Она начинала говорить сразу же, как только Адриан появлялся в поле ее зрения, хватала его под руку и вела, заглядывая Адриану в лицо и вдавливаясь в него тяжелой налитой грудью. Она не брала у него денег, напротив — постоянно сама старалась заплатить, вытаскивая мятые купюры и мелочь из висящего на шее кожаного кошелька. Она забрала у него паспорт и по каким-то своим каналам купила билеты на самолет до Мирного, куда, даже в новейшие демократические времена, иностранцам ходу не было.

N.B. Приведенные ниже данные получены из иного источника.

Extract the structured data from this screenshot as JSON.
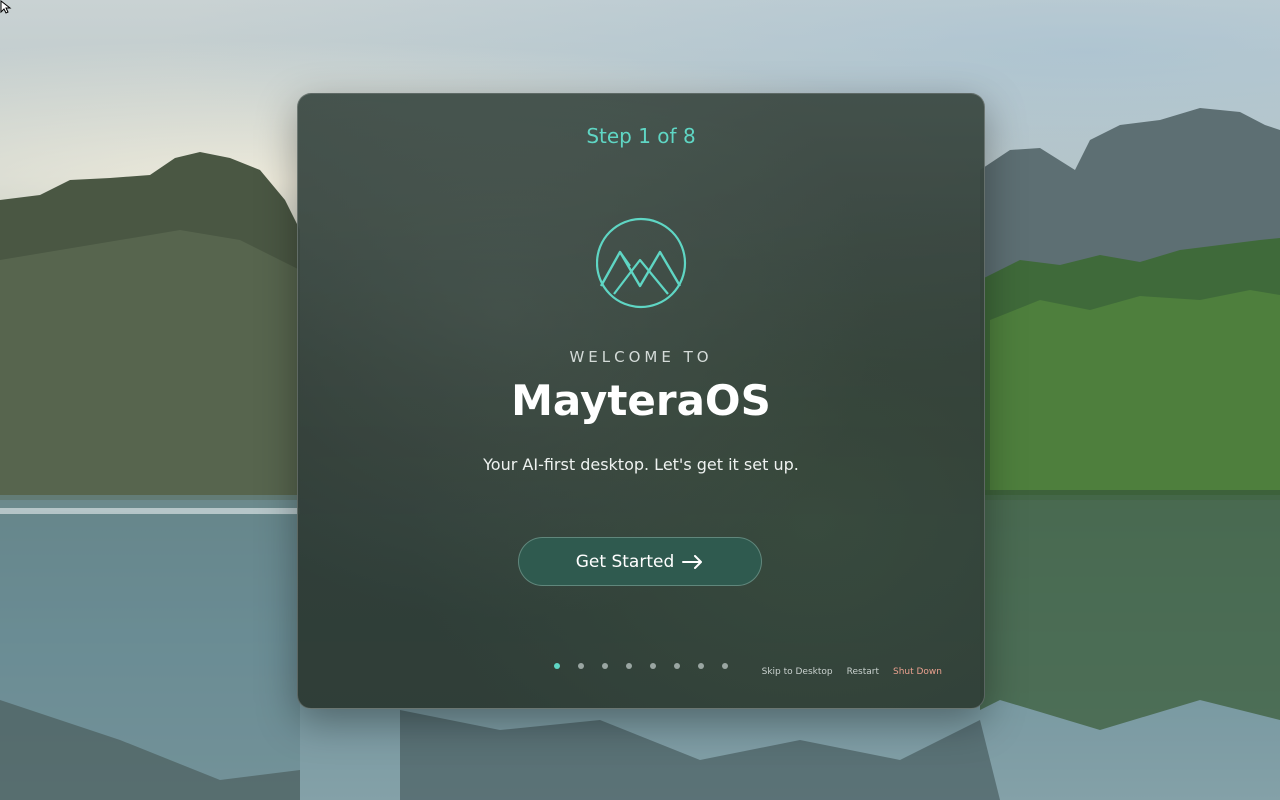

Странным образом, Анка напоминала Адриану забытую в Москве госпожу Икки, хотя решительно никакого сходства между ними не обнаруживалось. Госпожа Икки была маленькой и расплывчатой, а Анка — большой и крепко сбитой, госпоже Икки было за пятьдесят, а Анке — чуть за двадцать, на госпоже Икки одежда, включая и знаменитое страусовое боа, болталась, как рубище, а Анка выпирала из кожаной юбки и ушитой до полного облегания белой блузки, как из второй кожи, госпожа Икки была серой и невзрачной, а Анка — неприлично яркой, подобно райской птице или негритянской певичке из новоорлеанского бара. Может быть, все дело было в отношении к Адриану — наседочном, оберегающем, болезненно материнском, именно болезненном, потому что родная мать относилась к Адриану куда менее трепетно.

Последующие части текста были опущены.